E’ questa la doppia proposta che Amici dei Bambini suggerisce di inserire nel maxi emendamento che le più importanti Organizzazioni Non Governative stanno elaborando in questi giorni per modificare il Disegno di Legge (DDL) presentato il 24 gennaio 2014 sulla disciplina della cooperazione internazionale.

Sono sedici anni che le ONG aspettavano una riforma della legge 49 del 1987. Per velocizzare l’approvazione del DDL in Senato, verrà presentato un unico maxi emendamento a Palazzo Madama, che dovrebbe raccogliere i suggerimenti di chi conosce la materia e opera sul campo da anni.  Su questo si stanno confrontando da tempo le piattaforme di AOI (Associazione delle Organizzazioni Italiane), CINI e LINK2007. Un tema particolarmente sentito che domani, 14 febbraio 2014, vedrà il Terzo Settore confrontarsi a Milano in un seminario dal titolo La cooperazione internazionale che verrà” 

La proposta di Ai.Bi., socio di AOI, ha lo scopo di promuovere una nuova cultura della cooperazione, all’interno della quale inserire anche le adozioni.

Con un’ indicazione precisa, peraltro già contenuta nel manifesto di proposta di riforma della legge sulle adozioni internazionali, “Oltre la crisi: più famiglie e più adozioni”.  L’adozione internazionale  deve restare l’estremo strumento di tutela per i bambini in difficoltà, da prendere in considerazione solo quando non esiste alternativa alla situazione di abbandono del minore.

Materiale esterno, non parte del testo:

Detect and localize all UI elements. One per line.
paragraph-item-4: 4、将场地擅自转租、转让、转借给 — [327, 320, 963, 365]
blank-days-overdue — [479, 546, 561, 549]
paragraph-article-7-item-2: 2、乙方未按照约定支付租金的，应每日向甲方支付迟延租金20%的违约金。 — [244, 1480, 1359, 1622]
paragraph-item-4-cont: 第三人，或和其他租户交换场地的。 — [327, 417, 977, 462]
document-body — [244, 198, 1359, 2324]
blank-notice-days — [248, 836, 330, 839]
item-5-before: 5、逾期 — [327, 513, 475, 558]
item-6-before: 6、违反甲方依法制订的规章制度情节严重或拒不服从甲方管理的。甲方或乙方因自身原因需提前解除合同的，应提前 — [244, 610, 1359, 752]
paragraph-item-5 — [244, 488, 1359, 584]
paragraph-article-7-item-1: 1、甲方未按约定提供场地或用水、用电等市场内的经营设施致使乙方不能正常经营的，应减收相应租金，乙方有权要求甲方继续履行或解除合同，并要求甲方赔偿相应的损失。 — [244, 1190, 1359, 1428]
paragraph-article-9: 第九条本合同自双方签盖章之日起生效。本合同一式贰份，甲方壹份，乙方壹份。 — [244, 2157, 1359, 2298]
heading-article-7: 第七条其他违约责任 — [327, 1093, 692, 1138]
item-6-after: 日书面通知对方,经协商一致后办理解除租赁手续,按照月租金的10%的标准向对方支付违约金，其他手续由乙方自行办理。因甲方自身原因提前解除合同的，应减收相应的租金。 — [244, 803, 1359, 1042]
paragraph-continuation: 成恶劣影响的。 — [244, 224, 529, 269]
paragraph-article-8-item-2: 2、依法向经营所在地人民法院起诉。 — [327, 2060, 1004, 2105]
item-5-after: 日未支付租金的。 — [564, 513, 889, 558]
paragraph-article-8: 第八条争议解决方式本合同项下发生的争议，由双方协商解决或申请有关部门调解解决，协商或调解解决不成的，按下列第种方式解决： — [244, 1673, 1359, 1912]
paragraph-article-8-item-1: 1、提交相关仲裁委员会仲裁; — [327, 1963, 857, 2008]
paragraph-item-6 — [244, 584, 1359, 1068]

La necessità del trasferimento della CAI sotto le dipendenze del MAE si è manifestata con il caso delle 26 famiglie italiane, prima bloccate in Congo,  e poi costrette a ripartire per l’Italia senza i figli appena adottati. Tutta la vicenda  è stata l’esempio lampante della debolezza e inefficacia dell’intervento della Cai. La situazione avrebbe potuto essere gestita dalla diplomazia italiana fin dal primo momento e invece è diventata un pasticcio durato mesi che ancora non ha trovato soluzione.

Chi può dimenticare la ‘missione’ della presidente della Commissione, la Ministra Cécile Kyenge, che parte in avanscoperta e si reca peraltro nel suo Paese d’origine senza nemmeno organizzare una riunione di coordinamento con gli enti autorizzati? E che dire del dispaccio rilasciato all’Ansa dalla stessa, nel quale  si dava il caso ‘praticamente risolto’ entro pochi giorni? Un successo diplomatico sbugiardato poi semplicemente dalla cronaca.

La cooperazione è un settore nel quale l’Italia potrebbe giocare un ruolo da protagonista se solo il Sistema Paese funzionasse e finalmente gli interventi di cooperazione messi in campo delle tante ONG che lavorano ai quattro angoli del mondo, (attività che restano spesso misconosciute) fossero coordinati e soprattutto concepiti come strategici per il nostro Paese e per le sue relazioni internazionali.